Metto subito da parte la mia rituale quanto puntuale lamentela sull’inglese cantato da noi italiani. E qui a dire il vero il mix di voce penalizza assai l’intelligibilità in luogo di un’estetica decisamente affascinante. Anche la voce diviene strumento, portata verso derive di suono poco affini con il suo scopo primario che è quello di comunicarci cose e parole. Si pensi al lavoro dei Lambchop di Kurt Wagner: qui la voce viene alterata, deformata, lasciata nella buccia della comprensione, ne resta poco ma quanto basta per riconoscerne il peso. E forse, una pronuncia non bellissima, ma questi sono problemi miei.

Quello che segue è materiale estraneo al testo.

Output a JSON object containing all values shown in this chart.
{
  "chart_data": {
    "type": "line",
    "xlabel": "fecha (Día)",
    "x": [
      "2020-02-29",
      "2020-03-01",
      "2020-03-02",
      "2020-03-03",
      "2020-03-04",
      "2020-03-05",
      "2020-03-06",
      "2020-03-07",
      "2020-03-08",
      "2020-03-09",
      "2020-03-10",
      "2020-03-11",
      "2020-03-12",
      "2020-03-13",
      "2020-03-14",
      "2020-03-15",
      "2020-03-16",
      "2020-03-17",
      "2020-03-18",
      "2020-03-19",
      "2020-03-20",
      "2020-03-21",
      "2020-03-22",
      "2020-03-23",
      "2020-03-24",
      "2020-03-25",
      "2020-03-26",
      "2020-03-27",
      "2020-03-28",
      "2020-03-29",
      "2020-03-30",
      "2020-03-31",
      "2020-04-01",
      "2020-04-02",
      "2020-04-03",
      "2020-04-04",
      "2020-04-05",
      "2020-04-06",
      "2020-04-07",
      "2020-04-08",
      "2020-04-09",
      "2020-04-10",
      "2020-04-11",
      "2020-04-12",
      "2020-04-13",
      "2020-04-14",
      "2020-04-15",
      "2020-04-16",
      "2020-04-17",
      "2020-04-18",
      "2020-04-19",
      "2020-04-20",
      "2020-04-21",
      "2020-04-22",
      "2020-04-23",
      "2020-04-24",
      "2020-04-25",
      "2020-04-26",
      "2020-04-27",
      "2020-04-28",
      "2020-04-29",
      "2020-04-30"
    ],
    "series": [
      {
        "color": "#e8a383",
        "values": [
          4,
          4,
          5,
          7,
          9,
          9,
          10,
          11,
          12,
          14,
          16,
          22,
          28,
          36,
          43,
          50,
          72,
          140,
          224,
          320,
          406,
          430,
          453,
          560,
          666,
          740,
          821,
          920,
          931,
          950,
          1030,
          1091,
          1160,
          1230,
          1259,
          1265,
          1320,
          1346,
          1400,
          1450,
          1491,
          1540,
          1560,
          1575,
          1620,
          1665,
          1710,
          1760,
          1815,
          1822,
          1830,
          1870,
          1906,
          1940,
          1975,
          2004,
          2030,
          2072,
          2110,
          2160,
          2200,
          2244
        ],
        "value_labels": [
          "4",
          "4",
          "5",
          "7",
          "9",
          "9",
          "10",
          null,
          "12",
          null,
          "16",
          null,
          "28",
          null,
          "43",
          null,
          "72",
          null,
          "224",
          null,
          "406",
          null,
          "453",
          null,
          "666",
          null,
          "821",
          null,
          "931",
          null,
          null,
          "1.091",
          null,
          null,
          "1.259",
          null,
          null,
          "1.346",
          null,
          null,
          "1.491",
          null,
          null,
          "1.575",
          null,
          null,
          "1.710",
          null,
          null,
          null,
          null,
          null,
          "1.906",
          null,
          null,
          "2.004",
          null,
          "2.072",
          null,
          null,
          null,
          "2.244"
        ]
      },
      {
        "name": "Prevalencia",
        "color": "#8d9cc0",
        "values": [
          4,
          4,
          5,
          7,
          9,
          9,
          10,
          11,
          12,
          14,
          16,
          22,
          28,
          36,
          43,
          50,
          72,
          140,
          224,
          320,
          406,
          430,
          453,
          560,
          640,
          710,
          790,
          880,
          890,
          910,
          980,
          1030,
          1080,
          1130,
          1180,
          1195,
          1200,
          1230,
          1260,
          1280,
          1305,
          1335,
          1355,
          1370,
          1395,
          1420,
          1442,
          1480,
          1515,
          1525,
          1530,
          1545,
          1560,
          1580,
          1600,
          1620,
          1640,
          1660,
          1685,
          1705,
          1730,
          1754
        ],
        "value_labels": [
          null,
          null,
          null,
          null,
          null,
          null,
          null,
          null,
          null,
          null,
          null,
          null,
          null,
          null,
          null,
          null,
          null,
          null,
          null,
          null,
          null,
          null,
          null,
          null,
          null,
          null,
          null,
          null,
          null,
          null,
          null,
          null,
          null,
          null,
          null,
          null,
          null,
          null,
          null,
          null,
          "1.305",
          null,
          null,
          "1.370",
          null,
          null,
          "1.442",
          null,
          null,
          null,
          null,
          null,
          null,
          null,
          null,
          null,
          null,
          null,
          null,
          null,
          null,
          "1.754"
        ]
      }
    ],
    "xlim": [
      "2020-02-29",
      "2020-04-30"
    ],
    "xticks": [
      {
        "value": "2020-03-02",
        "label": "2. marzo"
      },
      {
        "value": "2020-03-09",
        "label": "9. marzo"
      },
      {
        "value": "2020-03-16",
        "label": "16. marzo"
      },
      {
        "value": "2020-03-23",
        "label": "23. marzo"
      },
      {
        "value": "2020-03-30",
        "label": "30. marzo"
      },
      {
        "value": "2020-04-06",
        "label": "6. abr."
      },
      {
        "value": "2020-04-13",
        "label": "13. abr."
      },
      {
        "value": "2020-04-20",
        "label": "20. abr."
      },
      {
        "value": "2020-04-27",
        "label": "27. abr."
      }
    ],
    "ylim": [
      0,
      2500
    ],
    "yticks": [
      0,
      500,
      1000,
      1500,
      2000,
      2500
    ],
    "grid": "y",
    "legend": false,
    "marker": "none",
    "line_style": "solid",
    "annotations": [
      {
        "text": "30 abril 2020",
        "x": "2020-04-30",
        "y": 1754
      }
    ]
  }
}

Gli Obici sono Francesco Armani e Maurizio Viviani che mi portano all’ascolto di questo “Solipsistic Horizon”, una immersione nel solitario di ognuno, nelle visioni di vita quotidiane, nelle dinamiche ordinarie di condizioni omologate. Dalle acidità pop alla R.E.M. di “Cushing the Stone” fino a richiami industriali di colori new wave alla Phil Collins dentro “You Failed”, dalle distorsioni fuzzy di “The Falling Pieces” alle trovate quasi esotiche, poliziesche, anni ’70 di “Exitinct Pride”. E poi svetta (e non a caso è l’unico brano in italiano) “Catafalco”: la vera perla post rock dalle aperture in maggiore decisamente “pop” condite con ostinati di chitarre che ci parlano di futuro. E l’equilibrio estetico di tutto ha una misura decisamente diversa. E questa voce che molto ricorda i Subsonica nel modo di starci dentro è il vero punto di forza di un disco che poteva essere tutto secondo questi dettami.
Bella prova d’arte e di ricerca questo “Solipsistic Horizon”, niente di nuovo sotto al sole della musica italiana e viste le carte in gioco avrebbe certamente potuto azzardare oltre. Di sicuro portiamo a casa qualcosa di prezioso contro il solito circo omologato della indie italiana.